I spent a few hours today reviving the St. Catherine's boxing project and especially the Java code that has been dormant since this publication and while waiting for the library renovation to be completed.
Petros Koufopoulos, Stuart Welch, Andrew Honey, Nicholas Pickwoad and myself have had a few meetings over the past few months trying to finalise the exact dimensions of boxes in relation to the dimensions of books and also the exact dimensions of the cupboards in the main library.

We are now reasonably confident that these dimensions are optimised and therefore I started looking at the data from the St.
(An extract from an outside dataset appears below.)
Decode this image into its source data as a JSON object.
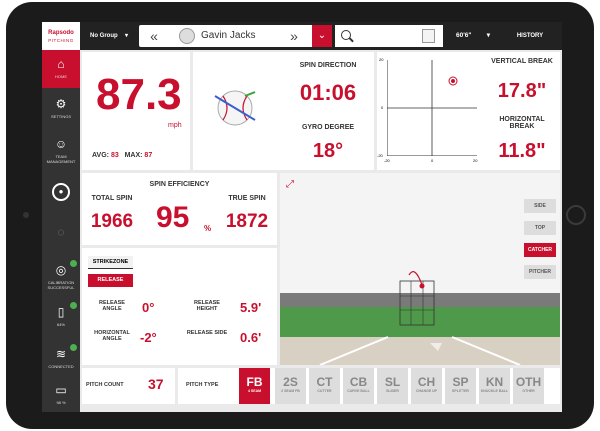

Catherine's database to extract the book dimensions. This was straight-forward. I then fired up my NetBeans "booksorter" project and without much trouble a solution for sorting and stacking the boxes was ready. I did notice some strange looking books in the resulting chart, so I started looking more careful at the measurements.

These measurements were first noted on paper which was then digitised. We had two points of human error:

  • when a measurement was written down on the paper
  • when a measurement was typed into the computer

Some measurements were missing a digit or had a zero added to them resulting in strange book dimensions. These were easily spotted as soon as I sorted by height, width and depth. Having digitised all the survey forms, it was easy for me to go back and double-check.

Sorted!

Not quite.

Years ago a cedar tree was being felled and we received a request on the likely dimensions for book boards so that the tree was cut in the right-size pieces. I remembered that the aspect ratio of the boards at that time had little variation and I thought I will check this with the book height and width data as well.
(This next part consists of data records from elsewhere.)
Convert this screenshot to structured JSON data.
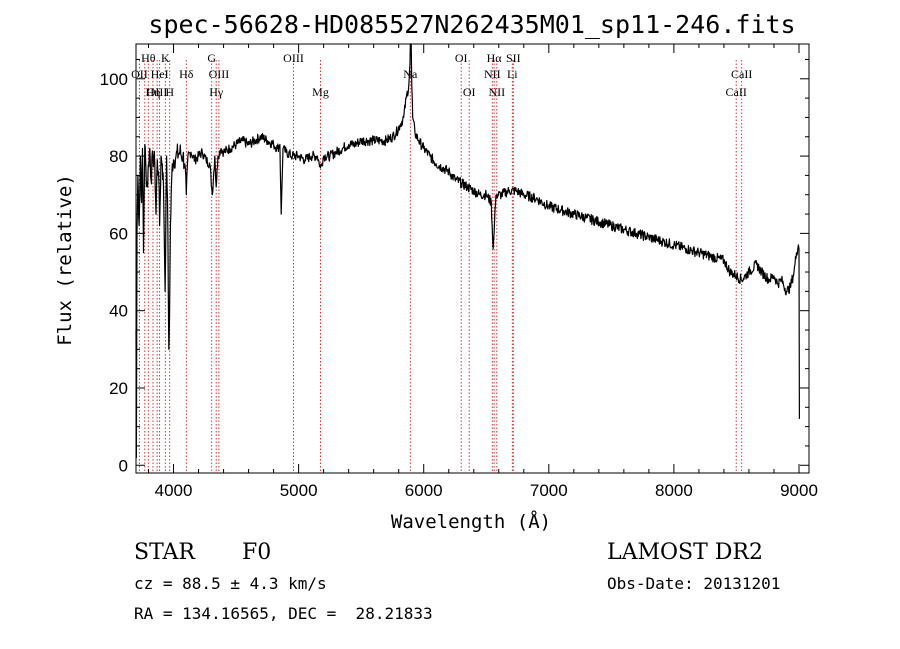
{
  "chart_data": {
    "type": "line",
    "title": "spec-56628-HD085527N262435M01_sp11-246.fits",
    "xlabel": "Wavelength (Å)",
    "ylabel": "Flux (relative)",
    "xlim": [
      3700,
      9080
    ],
    "ylim": [
      -2,
      109
    ],
    "xticks": [
      4000,
      5000,
      6000,
      7000,
      8000,
      9000
    ],
    "yticks": [
      0,
      20,
      40,
      60,
      80,
      100
    ],
    "grid": false,
    "series": [
      {
        "x": [
          3700,
          3703,
          3708,
          3715,
          3725,
          3735,
          3745,
          3752,
          3760,
          3770,
          3780,
          3790,
          3800,
          3810,
          3820,
          3835,
          3850,
          3860,
          3870,
          3880,
          3889,
          3900,
          3910,
          3920,
          3933,
          3945,
          3955,
          3962,
          3968,
          3975,
          3990,
          4000,
          4020,
          4050,
          4075,
          4090,
          4102,
          4115,
          4140,
          4170,
          4200,
          4230,
          4260,
          4290,
          4310,
          4330,
          4341,
          4355,
          4380,
          4400,
          4450,
          4500,
          4550,
          4600,
          4650,
          4700,
          4750,
          4800,
          4830,
          4850,
          4861,
          4875,
          4900,
          4950,
          5000,
          5050,
          5100,
          5150,
          5175,
          5200,
          5250,
          5300,
          5350,
          5400,
          5450,
          5500,
          5550,
          5600,
          5650,
          5700,
          5750,
          5780,
          5810,
          5840,
          5860,
          5880,
          5890,
          5893,
          5896,
          5900,
          5905,
          5912,
          5930,
          5960,
          6000,
          6050,
          6100,
          6150,
          6200,
          6250,
          6300,
          6350,
          6400,
          6450,
          6500,
          6540,
          6555,
          6563,
          6570,
          6580,
          6620,
          6680,
          6740,
          6800,
          6900,
          7000,
          7100,
          7200,
          7300,
          7400,
          7500,
          7600,
          7700,
          7800,
          7900,
          8000,
          8100,
          8200,
          8300,
          8400,
          8450,
          8498,
          8540,
          8600,
          8662,
          8700,
          8760,
          8800,
          8830,
          8860,
          8900,
          8930,
          8960,
          8980,
          8995,
          9000,
          9003
        ],
        "y": [
          35,
          2,
          60,
          75,
          62,
          80,
          68,
          82,
          55,
          83,
          76,
          72,
          78,
          82,
          74,
          80,
          78,
          65,
          79,
          76,
          62,
          80,
          78,
          72,
          45,
          80,
          60,
          30,
          38,
          62,
          78,
          79,
          80,
          81,
          80,
          78,
          70,
          80,
          81,
          79,
          80,
          81,
          79,
          78,
          70,
          80,
          72,
          80,
          82,
          81,
          82,
          83,
          84,
          83,
          84,
          85,
          84,
          83,
          82,
          83,
          65,
          82,
          81,
          80,
          80,
          79,
          80,
          80,
          77,
          80,
          80,
          81,
          82,
          83,
          83,
          84,
          84,
          84,
          84,
          84,
          85,
          86,
          88,
          90,
          95,
          98,
          104,
          116,
          110,
          120,
          98,
          90,
          86,
          84,
          82,
          80,
          78,
          77,
          76,
          74,
          73,
          72,
          71,
          70,
          70,
          68,
          56,
          60,
          66,
          70,
          70,
          71,
          71,
          70,
          69,
          67,
          66,
          65,
          64,
          63,
          62,
          61,
          60,
          59,
          58,
          57,
          56,
          55,
          54,
          53,
          50,
          49,
          48,
          50,
          52,
          50,
          48,
          49,
          47,
          48,
          45,
          46,
          50,
          55,
          57,
          56,
          12
        ]
      }
    ],
    "emission_lines": [
      {
        "label": "Hθ",
        "w": 3798,
        "row": 0
      },
      {
        "label": "OII",
        "w": 3727,
        "row": 1
      },
      {
        "label": "OIII",
        "w": 3869,
        "row": 2
      },
      {
        "label": "HeI",
        "w": 3889,
        "row": 1
      },
      {
        "label": "Hη",
        "w": 3836,
        "row": 2
      },
      {
        "label": "K",
        "w": 3934,
        "row": 0
      },
      {
        "label": "H",
        "w": 3969,
        "row": 2
      },
      {
        "label": "Hδ",
        "w": 4102,
        "row": 1
      },
      {
        "label": "G",
        "w": 4305,
        "row": 0
      },
      {
        "label": "OIII",
        "w": 4363,
        "row": 1
      },
      {
        "label": "Hγ",
        "w": 4341,
        "row": 2
      },
      {
        "label": "OIII",
        "w": 4959,
        "row": 0
      },
      {
        "label": "Mg",
        "w": 5175,
        "row": 2
      },
      {
        "label": "Na",
        "w": 5893,
        "row": 1
      },
      {
        "label": "OI",
        "w": 6300,
        "row": 0
      },
      {
        "label": "OI",
        "w": 6364,
        "row": 2
      },
      {
        "label": "Hα",
        "w": 6563,
        "row": 0
      },
      {
        "label": "NII",
        "w": 6548,
        "row": 1
      },
      {
        "label": "NII",
        "w": 6584,
        "row": 2
      },
      {
        "label": "SII",
        "w": 6716,
        "row": 0
      },
      {
        "label": "Li",
        "w": 6708,
        "row": 1
      },
      {
        "label": "CaII",
        "w": 8542,
        "row": 1
      },
      {
        "label": "CaII",
        "w": 8498,
        "row": 2
      }
    ],
    "line_marker_positions": [
      3727,
      3770,
      3798,
      3836,
      3869,
      3889,
      3934,
      3969,
      4102,
      4305,
      4341,
      4363,
      4959,
      5175,
      5893,
      6300,
      6364,
      6548,
      6563,
      6584,
      6708,
      6716,
      8498,
      8542
    ]
  },
  "info": {
    "class": "STAR",
    "subclass": "F0",
    "survey": "LAMOST DR2",
    "cz": "cz = 88.5 ± 4.3 km/s",
    "obs_date": "Obs-Date: 20131201",
    "coords": "RA = 134.16565, DEC =  28.21833"
  }
}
I quickly produced a chart of ratios of height/width on a spreadsheet and I plotted a chart (Figure 1). Sure enough the aspect ratio was relatively similar (between 1 and 1.6), but I could spot suspicious outliers. It would have been extremely difficult to identify these by looking at measurements. I got the shelfmarks of the books, checked these dimensions and indeed they were wrong. In one case the height had been swapped with the width. In another a figure was missing. After correcting the outliers the new chart (Figure 2) looked a lot more reassuring. The border points in the new chart have been checked and they are indeed strange shaped books.

Can we be sure that no other errors have been made? Of course not, but at least we have eliminated the most substantial ones. Watch this space for more updates on the boxing project.